In 1999, two researchers from the Baylor College of Medicine in the US, Huga Zoghbi and Ruthie Amir, discovered that mutations in the MECP2 gene, found on the X chromosome, caused Rett syndrome, the second most common form of severe intellectual disability in girls.
MECP2 codes for the MeCP2 protein, which binds to methylated CpG dinucleotides and is essential for normal neuronal function. The gene was first identified by Scottish researcher Adrian Bird, and it is thought to be the cause of Rett syndrome in between 85 and 90 per cent of cases. A mutation in another gene, CDKL5, which is thought to have a role in the phosphorylation of MECP2, has been linked to the remaining cases.
That discovery was made by a group of Australian researchers, some of whom have now participated in a study of whether environmental enrichment helps ameliorate some of the symptoms of Rett syndrome, in particular a motor co-ordination deficit commonly seen in Rett girls.
The study, published in the European Journal of Neuroscience, found that environmental enrichment improves motor co-ordination in a mouse model of Rett, and also boosted levels of BDNF, the brain-derived neurotrophic factor that supports the survival of neurons and encourages new growth and differentiation, and which is thought to have a major role in neuronal development.
MeCP2 is primarily expressed in mature neurons and has a role in regulating the activity of specific targets, including BDNF. Last year, two studies looked at whether re-expression of MeCP2 in mice could reverse the symptoms of Rett. One, published in Science by Adrian Bird and Jacky Guy of the University of Edinburgh, found that restoration of a silenced gene saw a dramatic reversal in symptoms over a month.
The other, by Rudolph Jaenisch and Emanuala Giacometti from the Whitehead Institute at MIT, found a partial rescue of MeCP2 defiency by post-natal activation. Jaenisch’s team had earlier found that hyper-expression of BDNF dramatically reduced Rett symptoms in knockout mice.
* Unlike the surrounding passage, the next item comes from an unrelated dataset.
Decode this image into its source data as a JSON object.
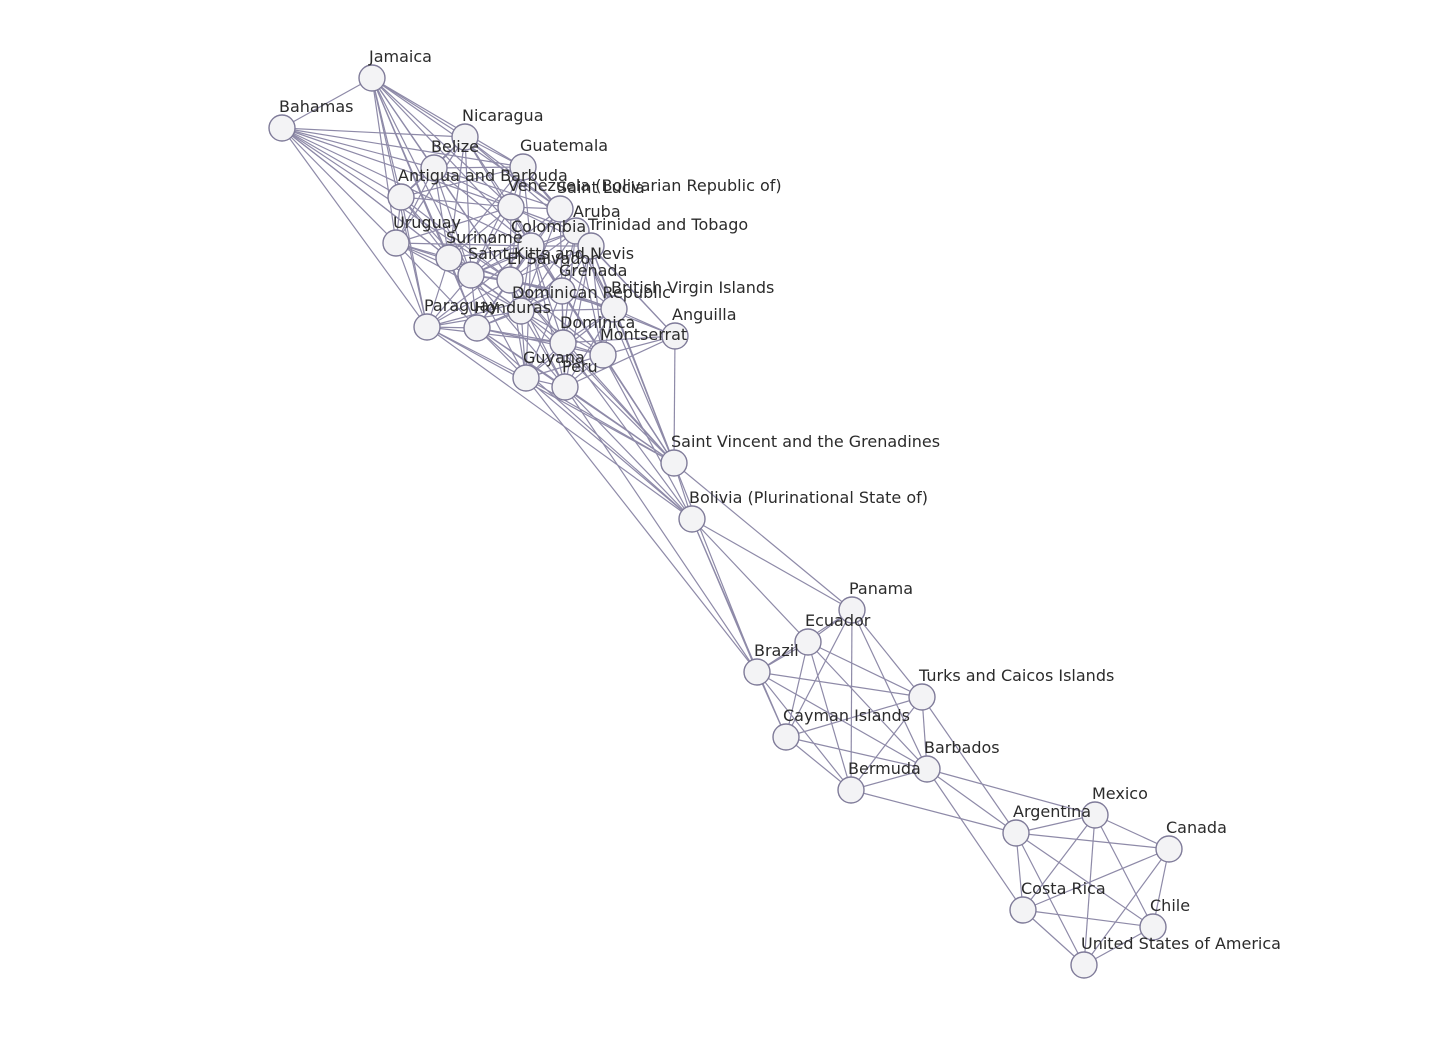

According to the authors of the new Australian study, this earlier work provides compelling evidence suggesting that neurons are not irrevocably damaged by the absence of MeCP2 during development, and, furthermore, that amelioration of symptoms may be achieved by restoring normal neuronal functionality post-natally.
So the Australian team – involving PhD student Mari Kondo, Dr Laura Gray and Associate Professor Anthony Hannan from the Howard Florey Institute; Dr Gregory Pelka and Professor Patrick Tam from the Children’s Medical Research Institute (CMRI) in Sydney; and Professor John Christodoulou from the Children’s Hospital at Westmead – decided to test out whether environmental enrichment (EE), which has been shown beneficial effects on behaviourial phenotype as well as BDNF expression, may influence the disease outcome in a Rett mouse model.
They found that enrichment significantly improves motor co-ordination in female mutant mice– although not male mice, which usually die very young, as with boys with the mutation – and boosts levels of BDNF.
“Enrichment has already been shown to be very effective in other mouse models and other neurological diseases such as Huntington’s, Alzheimer’s and fragile X mental retardation,” Mari Kondo says. “So this is another one to add to the list of diseases where enrichment has a positive effect.”